The Sapphire Rapids team has been grappling with bugs, design flaws, or manufacturing glitches that can cause chips to miscalculate, slow down, or stop working. They are also affected by delays in product production.

But by December 2019, engineers had reached an important milestone called “starting from the ice”. That’s when the electronic files containing the finished design are shipped to the factory for sample chip creation.

Sample chips appeared in early 2020, when Covid-19 forced a lockdown. The engineers soon got the computing cores on Sapphire Rapids to communicate with each other, said Nevine Nassif, the project’s lead engineer. But there is still more work than expected.

One important job is “validation,” a testing process in which Intel and its customers run software on sample chips to simulate computing jobs and catch errors. Once the bug is found and fixed, the designs can go back to the factory to create a new test chip, a process that usually takes more than a month.

Repeating that process leads to late deadlines. Ms. Nassif said Sapphire Rapids was designed to counter AMD’s Milan processors, which were introduced in March 2021. But it wasn’t ready yet in June of that year, when Intel announced a delay to next year to allow further confirmation.

That’s when Mrs. Rivera walked in. The longtime Intel CEO built a successful networking products business before being appointed chief human resources officer in 2019.

“We have to get our execution mojo back,” Mr. Gelsinger said. “I need someone who will jump into the fire and take care of this business for me.”

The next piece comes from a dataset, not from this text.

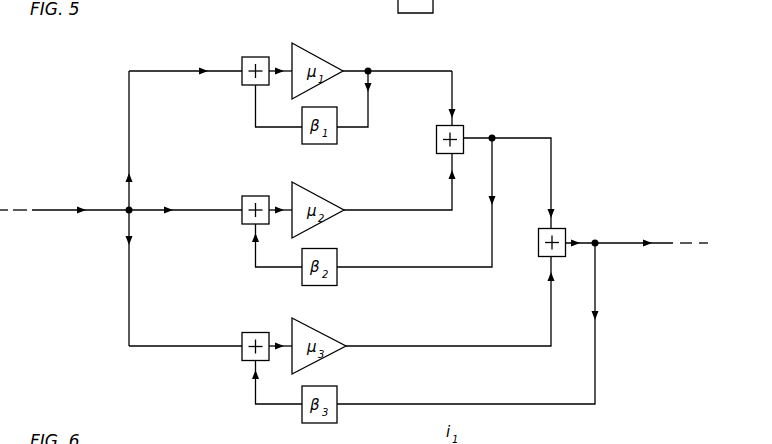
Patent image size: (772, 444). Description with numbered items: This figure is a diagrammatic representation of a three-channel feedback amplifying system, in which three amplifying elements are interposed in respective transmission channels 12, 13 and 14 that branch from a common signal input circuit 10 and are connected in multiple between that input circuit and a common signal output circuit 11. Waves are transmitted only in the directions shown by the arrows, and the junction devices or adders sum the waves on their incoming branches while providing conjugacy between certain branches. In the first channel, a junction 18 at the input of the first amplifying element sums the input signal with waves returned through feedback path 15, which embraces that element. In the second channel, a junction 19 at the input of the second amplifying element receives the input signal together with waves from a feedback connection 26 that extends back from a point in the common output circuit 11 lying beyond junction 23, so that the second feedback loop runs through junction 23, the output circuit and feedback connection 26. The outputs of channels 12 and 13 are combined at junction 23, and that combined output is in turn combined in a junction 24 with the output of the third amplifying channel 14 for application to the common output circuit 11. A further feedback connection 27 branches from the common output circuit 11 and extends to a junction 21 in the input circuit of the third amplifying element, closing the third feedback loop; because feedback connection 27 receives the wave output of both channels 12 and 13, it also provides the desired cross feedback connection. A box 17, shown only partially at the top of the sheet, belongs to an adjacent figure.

In October 2021, Ms. Rivera and a top design executive set up weekly Sapphire Rapids health meetings, held at 7am every Monday. Those meetings showed steady progress in finding and fixing bugs, she said, bolstering confidence about starting production in the second quarter of 2022.

Then there was the discovery of the vulnerability in May last year. Ms. Rivera did not describe the details but said it affected processor performance. In June, she used an investor event to announce a delay of at least a quarter, which pushed the Sapphire Rapids launch later than the competing AMD chip launch in June. 11.

“We are ready to deliver,” Ms. Nassif said. The final delay was “sad with all the effort put in.”

Ms. Rivera saw a series of lessons from the failures. One reason is simply that Intel packed too many innovations into Sapphire Rapids, rather than delivering a less ambitious product sooner.

She also concluded that the team should spend more time perfecting and testing their design using computer simulations. Ms. Rivera said it is less expensive to find bugs before they are in the sample chip and can remove features to simplify the product. Since then, she’s moved on to enhancing Intel’s emulation and validation capabilities.

“We used to have a lot of these muscles and we let them atrophy,” Ms. Rivera said. “Now we are rebuilding.”

She also determined that Intel was scheduling more products than its engineers and customers could easily handle. So she’s streamlined that product roadmap, including pushing back the Sapphire Rapids successor to 2024 from 2023.

More broadly, Rivera and other Intel executives pushed the organization to develop better processes for documenting technical issues and sharing that information within and outside the company.

Some Intel customers say that communication has gotten better.

“Is everything going well? No,” said Lenovo’s Skaugen, who used to run Intel’s server chip business. “But we were a lot less surprised than before.”